I think the main thing that we’re kind of always honing—and not that it doesn’t work—is choreography and tricks. I always tell them, if I’m bored with it, our season ticket holders are bored with it. And this season they’ve done an excellent job in keeping it fresh, adding props and adding stunts and adding tricks and that’s what differentiates us from everyone else.
I think we have great fans. The camera goes to them, they’re dancing, they’re into it. Again, we have a really diverse crowd so I think that’s the biggest challenge to make sure that we’re hitting every pocket and everyone’s happy while still maintaining the integrity of Brooklyn.
What are you looking forward to most this season?
Wins! What I look forward to the ongoing process of coming up with different elements that will make a difference. As an example, we found this great group that’s performing on Kids Day and they’re called Unlocking the Truth. It’s a kid’s rock and roll band from Brooklyn and they’ve performed a few places.
What are some of your challenges?
Budget is always a challenge. We’re challenged to do the best and to bring the best but it’s expensive. We also have to keep everyone’s happy from ownership to the young people to the not-so-young people.
Sounds like you have to stay in the know, too.
That’s why I drive to work and I live in Chelsea. So I’m used to the radio. We’re actually having another performance for Kids Day and they mentioned Becky G. I had no idea who that was until they played the song for me and I was like ‘yup I know who that is’ so she’s performing during halftime for our Kids Day as well so it’s stuff like that that keeps us relevant. I embrace my team. When they say: ‘Have you thought about this?’ I love it, let’s go for it. I empower them to be different and I empower them to challenge me. Not all my ideas are great so if you don’t think they’re great tell me and sometimes they’re right and I think that encourages them to be creative.
Inspiration comes from the most bizarre places. Whether I take the subway and I see this really great group on the side doing something fun or I even go to other teams and I see what they do and I add our Brooklyn twist to it. I’d like to take everything that we do to the next level that creates more interest and keeps the fans engaged.
How large is your team?
I have a total of 14 people on my team. Directly and then indirectly I have the dancers, the kids so there’s probably another 60 people and with game night staff there’s probably another 60 or 70 people.

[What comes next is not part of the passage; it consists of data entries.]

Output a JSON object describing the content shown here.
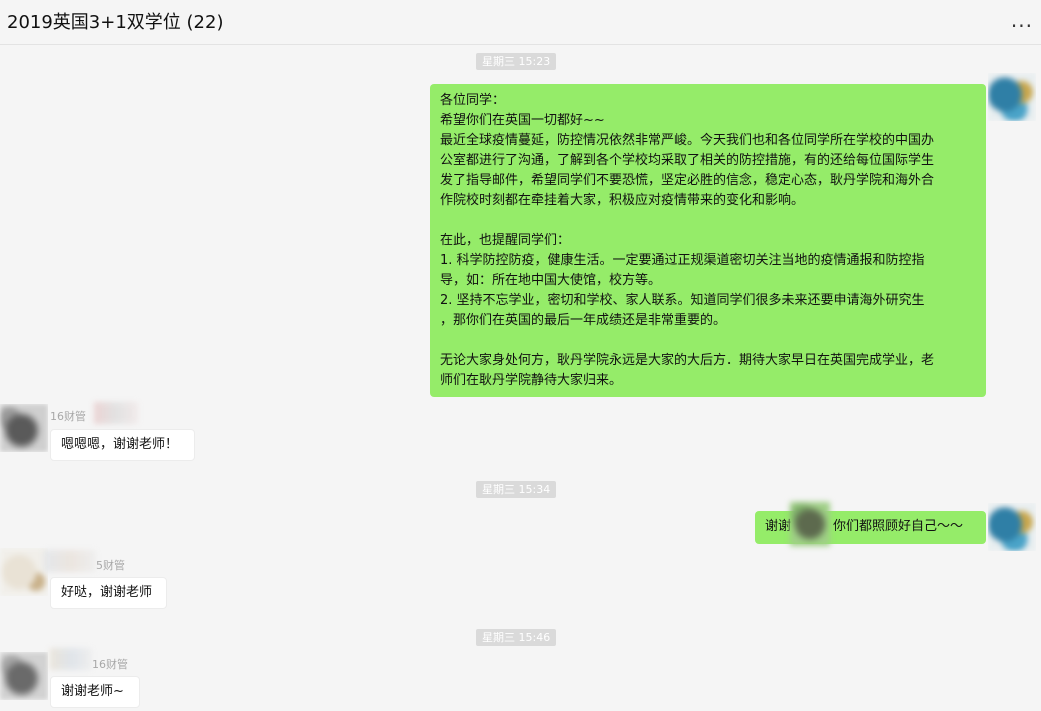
{
  "header": {
    "title": "2019英国3+1双学位 (22)",
    "more_label": "..."
  },
  "timestamps": {
    "t1": "星期三 15:23",
    "t2": "星期三 15:34",
    "t3": "星期三 15:46"
  },
  "messages": {
    "notice": {
      "lines": [
        "各位同学：",
        "希望你们在英国一切都好~~",
        "最近全球疫情蔓延，防控情况依然非常严峻。今天我们也和各位同学所在学校的中国办",
        "公室都进行了沟通，了解到各个学校均采取了相关的防控措施，有的还给每位国际学生",
        "发了指导邮件，希望同学们不要恐慌，坚定必胜的信念，稳定心态，耿丹学院和海外合",
        "作院校时刻都在牵挂着大家，积极应对疫情带来的变化和影响。",
        "",
        "在此，也提醒同学们：",
        "1.    科学防控防疫，健康生活。一定要通过正规渠道密切关注当地的疫情通报和防控指",
        "导，如：所在地中国大使馆，校方等。",
        "2.    坚持不忘学业，密切和学校、家人联系。知道同学们很多未来还要申请海外研究生",
        "，那你们在英国的最后一年成绩还是非常重要的。",
        "",
        "无论大家身处何方，耿丹学院永远是大家的大后方．期待大家早日在英国完成学业，老",
        "师们在耿丹学院静待大家归来。"
      ]
    },
    "reply1": {
      "sender": "16财管",
      "text": "嗯嗯嗯，谢谢老师！"
    },
    "reply2": {
      "text_start": "谢谢",
      "text_end": "你们都照顾好自己～～"
    },
    "reply3": {
      "sender": "5财管",
      "text": "好哒，谢谢老师"
    },
    "reply4": {
      "sender": "16财管",
      "text": "谢谢老师~"
    }
  },
  "colors": {
    "outgoing_bubble": "#95ec69",
    "incoming_bubble": "#ffffff",
    "background": "#f5f5f5",
    "timestamp_bg": "#dadada"
  }
}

You’ve worked at a few places prior to coming to Brooklyn. How does working here compare to your previous job?
I’ve been around for 30 years. I started with the Lakers and then I went to the Knicks and here. I think what’s consistent is just the love of entertainment. At each location I was at different times of my life personally. I was in L.A. when I was in my 20’s, and they were winning championships. There was a different owner and it was a different experience.
It’s an awesome time to be in Brooklyn now. It’s great to open Barclays Center. It’s humbling to be a part of such a big project.
What’s the most exciting aspect about your job?
The ability to be consistently creative. To come up with fun ideas that feed into our fans and the diversity of our fan base to come up with ways to make them “ooh” and “ahh”
To date, what’s been one of exciting events that you planned?
Everything has its own special moment. Working with John Forte last season at the Brooklyn chant was something that I was very proud of. I think creating an atmosphere that feeds into Brooklyn is a proud moment when the fans interact and are engaged. I take all the small wins into one big win.
Who’s your favorite player?
I don’t have a favorite player. I’ve been in the NBA for 30 years. I can’t say that I have one favorite player. I’m probably more old school than anything and I’ll give you the old school names like Magic Johnson. I used to work for the Lakers so I’m old school. I definitely like more of the old school way of playing the game than I do new school, but they’re all incredible athletes.